National Poetry Month is a literary celebration which is celebrated all over the world by millions of people. The purpose of this holiday is to mark the importance of poetry in our lives and to remember the great poets who created this poetry. This holiday started in the 1990s, due in part to the successful celebrations of Women’s History Month in March and Black History Month in February.
Haiku – A type of Japanese poem consisting of three unrhymed lines, with mostly five, seven, and five syllables in each line.
Free Verse – Consists of non–rhyming lines, without any metrical pattern, but which follow a natural rhythm.
Epic – A form of lengthy poem, often written in blank verse, in which poet shows a protagonist in action of historical significance, or a great mythic.
Ballad – A type of narrative poem in which a story often talks about folk or legendary tales.
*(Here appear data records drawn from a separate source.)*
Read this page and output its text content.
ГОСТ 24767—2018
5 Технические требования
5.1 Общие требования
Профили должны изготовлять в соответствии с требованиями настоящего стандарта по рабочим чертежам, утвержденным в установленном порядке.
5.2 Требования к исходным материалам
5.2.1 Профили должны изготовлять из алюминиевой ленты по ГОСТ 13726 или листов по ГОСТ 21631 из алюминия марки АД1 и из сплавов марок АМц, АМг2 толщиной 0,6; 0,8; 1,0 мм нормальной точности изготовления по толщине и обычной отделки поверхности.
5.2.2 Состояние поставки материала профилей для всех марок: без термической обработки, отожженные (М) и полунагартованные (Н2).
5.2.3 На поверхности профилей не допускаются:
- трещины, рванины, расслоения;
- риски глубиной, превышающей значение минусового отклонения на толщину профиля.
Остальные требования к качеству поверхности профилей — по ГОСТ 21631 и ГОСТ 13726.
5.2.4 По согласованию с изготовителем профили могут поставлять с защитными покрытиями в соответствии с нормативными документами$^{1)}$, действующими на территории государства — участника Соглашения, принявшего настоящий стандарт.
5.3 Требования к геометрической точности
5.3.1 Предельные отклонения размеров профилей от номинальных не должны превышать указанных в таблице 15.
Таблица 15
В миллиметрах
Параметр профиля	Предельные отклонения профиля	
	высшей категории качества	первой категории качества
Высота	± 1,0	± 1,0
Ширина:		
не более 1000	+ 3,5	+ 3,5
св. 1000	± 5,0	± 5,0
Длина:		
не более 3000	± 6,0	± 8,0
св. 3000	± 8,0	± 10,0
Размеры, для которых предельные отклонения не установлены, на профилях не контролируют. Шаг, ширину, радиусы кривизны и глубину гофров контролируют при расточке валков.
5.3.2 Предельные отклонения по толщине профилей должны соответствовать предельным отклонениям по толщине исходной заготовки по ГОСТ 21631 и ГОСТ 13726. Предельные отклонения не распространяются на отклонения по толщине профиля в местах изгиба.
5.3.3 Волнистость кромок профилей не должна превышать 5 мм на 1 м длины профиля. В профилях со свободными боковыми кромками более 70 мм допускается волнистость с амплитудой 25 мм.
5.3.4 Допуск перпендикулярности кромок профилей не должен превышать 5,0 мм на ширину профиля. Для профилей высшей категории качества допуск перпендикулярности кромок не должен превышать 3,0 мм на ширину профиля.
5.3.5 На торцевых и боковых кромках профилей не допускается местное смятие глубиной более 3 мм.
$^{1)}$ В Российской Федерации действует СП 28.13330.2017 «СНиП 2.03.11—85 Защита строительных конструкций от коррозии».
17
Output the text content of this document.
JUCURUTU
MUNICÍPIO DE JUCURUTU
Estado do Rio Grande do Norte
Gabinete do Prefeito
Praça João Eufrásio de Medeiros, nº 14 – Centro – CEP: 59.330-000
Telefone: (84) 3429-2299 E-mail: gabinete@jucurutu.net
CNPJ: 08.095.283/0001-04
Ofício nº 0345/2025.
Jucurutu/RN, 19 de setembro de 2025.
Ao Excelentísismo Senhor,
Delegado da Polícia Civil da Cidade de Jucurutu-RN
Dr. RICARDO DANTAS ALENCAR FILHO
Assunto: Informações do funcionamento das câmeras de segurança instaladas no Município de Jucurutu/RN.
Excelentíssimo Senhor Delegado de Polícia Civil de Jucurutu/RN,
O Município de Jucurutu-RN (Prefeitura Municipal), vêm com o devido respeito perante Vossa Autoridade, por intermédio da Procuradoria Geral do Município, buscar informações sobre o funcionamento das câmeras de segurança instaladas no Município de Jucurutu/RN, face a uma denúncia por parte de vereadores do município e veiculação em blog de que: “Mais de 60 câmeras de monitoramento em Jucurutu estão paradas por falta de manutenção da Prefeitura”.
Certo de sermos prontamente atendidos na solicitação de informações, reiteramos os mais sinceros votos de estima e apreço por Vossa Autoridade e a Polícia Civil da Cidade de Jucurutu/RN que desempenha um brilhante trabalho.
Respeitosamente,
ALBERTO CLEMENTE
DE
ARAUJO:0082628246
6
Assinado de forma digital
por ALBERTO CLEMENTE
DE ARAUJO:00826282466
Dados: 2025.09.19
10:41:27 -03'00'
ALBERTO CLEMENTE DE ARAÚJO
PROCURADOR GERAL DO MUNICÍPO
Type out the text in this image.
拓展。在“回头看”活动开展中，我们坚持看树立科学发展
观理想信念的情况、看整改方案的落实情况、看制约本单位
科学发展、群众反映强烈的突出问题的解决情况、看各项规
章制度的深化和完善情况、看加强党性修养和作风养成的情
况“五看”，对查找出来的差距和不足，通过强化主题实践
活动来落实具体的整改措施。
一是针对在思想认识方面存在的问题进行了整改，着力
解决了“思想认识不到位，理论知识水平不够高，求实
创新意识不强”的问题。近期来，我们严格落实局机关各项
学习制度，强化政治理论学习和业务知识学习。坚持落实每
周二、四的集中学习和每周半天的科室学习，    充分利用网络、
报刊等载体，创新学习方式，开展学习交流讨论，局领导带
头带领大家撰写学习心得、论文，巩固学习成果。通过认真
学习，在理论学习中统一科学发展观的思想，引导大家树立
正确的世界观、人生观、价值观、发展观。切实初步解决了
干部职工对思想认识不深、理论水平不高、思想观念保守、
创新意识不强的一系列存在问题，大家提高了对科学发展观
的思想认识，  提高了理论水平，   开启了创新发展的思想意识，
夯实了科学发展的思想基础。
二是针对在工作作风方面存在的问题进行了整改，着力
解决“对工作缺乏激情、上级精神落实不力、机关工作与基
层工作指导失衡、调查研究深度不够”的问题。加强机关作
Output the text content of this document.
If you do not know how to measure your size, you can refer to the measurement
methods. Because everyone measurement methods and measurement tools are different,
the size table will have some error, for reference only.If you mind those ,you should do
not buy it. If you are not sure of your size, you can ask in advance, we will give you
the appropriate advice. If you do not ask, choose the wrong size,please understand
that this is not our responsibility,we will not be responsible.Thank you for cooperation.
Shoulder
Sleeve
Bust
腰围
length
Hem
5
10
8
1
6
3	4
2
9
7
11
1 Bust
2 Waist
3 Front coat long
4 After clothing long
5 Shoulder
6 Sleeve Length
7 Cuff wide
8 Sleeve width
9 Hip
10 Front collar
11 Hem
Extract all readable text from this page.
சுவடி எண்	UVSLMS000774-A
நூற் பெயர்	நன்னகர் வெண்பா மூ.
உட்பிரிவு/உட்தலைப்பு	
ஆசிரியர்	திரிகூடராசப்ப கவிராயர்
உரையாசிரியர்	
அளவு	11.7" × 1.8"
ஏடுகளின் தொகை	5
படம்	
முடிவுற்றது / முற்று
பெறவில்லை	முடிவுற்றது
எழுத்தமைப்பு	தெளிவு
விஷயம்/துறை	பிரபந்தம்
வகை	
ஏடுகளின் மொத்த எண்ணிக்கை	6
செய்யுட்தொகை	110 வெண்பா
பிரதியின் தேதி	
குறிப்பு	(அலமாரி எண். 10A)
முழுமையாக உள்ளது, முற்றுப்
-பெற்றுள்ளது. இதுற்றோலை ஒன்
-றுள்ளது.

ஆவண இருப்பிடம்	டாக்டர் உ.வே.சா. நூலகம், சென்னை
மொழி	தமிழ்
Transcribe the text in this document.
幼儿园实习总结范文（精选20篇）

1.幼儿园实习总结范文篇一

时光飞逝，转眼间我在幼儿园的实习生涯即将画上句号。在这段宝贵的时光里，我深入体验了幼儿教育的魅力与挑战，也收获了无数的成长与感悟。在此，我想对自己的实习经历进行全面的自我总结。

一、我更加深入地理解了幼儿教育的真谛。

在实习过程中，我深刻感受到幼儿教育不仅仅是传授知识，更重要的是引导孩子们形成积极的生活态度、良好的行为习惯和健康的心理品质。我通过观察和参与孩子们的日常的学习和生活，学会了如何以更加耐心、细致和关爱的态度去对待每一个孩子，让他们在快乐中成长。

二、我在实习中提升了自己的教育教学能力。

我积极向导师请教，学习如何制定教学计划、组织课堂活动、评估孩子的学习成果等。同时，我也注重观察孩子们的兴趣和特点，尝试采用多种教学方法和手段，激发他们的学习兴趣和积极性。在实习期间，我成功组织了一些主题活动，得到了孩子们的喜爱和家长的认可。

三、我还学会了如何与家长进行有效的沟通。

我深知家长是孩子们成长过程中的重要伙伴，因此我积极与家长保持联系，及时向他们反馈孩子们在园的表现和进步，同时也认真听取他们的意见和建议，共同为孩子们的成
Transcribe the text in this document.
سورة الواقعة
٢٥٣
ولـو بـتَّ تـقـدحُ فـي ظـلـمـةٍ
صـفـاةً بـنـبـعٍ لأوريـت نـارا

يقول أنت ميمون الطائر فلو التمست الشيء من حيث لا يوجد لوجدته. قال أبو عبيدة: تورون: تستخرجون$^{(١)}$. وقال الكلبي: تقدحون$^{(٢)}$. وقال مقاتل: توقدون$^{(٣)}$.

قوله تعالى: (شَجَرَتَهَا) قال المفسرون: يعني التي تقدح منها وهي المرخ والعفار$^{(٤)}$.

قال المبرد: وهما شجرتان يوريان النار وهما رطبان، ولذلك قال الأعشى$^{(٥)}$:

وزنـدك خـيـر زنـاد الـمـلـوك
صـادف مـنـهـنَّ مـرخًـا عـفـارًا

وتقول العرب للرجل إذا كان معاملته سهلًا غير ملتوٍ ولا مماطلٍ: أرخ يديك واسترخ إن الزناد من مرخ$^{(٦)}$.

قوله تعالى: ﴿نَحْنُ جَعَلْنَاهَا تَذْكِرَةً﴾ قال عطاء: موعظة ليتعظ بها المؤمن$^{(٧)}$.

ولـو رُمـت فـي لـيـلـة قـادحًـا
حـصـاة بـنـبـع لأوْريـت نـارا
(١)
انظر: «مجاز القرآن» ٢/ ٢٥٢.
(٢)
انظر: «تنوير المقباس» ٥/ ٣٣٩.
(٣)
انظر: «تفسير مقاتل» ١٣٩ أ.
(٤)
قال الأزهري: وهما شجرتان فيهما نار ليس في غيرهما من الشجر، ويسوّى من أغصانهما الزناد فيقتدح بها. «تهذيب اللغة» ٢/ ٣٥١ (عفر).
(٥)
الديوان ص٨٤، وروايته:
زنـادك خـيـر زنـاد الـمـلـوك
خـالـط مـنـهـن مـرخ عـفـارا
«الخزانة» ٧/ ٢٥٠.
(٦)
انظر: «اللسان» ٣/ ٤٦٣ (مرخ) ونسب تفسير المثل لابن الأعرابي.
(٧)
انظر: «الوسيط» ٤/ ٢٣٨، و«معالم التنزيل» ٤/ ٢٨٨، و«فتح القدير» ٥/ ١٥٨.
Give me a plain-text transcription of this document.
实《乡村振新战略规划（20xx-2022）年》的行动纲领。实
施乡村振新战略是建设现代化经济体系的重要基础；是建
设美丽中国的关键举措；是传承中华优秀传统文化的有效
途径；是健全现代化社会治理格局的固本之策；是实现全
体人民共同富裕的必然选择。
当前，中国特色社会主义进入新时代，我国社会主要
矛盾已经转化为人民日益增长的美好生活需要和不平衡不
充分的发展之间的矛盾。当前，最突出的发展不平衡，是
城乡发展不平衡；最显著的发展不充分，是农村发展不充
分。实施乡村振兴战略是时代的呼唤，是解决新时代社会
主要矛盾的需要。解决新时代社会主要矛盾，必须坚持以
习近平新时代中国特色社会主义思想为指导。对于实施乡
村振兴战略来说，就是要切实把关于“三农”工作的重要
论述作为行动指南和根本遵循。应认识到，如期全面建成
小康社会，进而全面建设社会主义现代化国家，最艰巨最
It may take the form of a moral lesson or a song.
Sonnet – It is a form of lyrical poem containing fourteen lines, with iambic pentameter and tone or mood changes after the eighth line.
Elegy – A melancholic poem in which the poet laments the death of a subject, though he gives consolation towards the end.
Epitaph – A small poem used as an inscription on a tombstone.
Hymn – This type of a poem praises spirituality or God’s splendor.
Limerick – This is a type of humorous poem with five anapestic lines in which the first, second, and fifth lines have three feet, and the third and fourth lines have two feet, with a strict rhyme scheme of aabba.
Villanelle – A French styled poem with nineteen lines, composed of three–line stanza, with five tercets and a final quatrain. It uses refrain at the first and third lines of each stanza.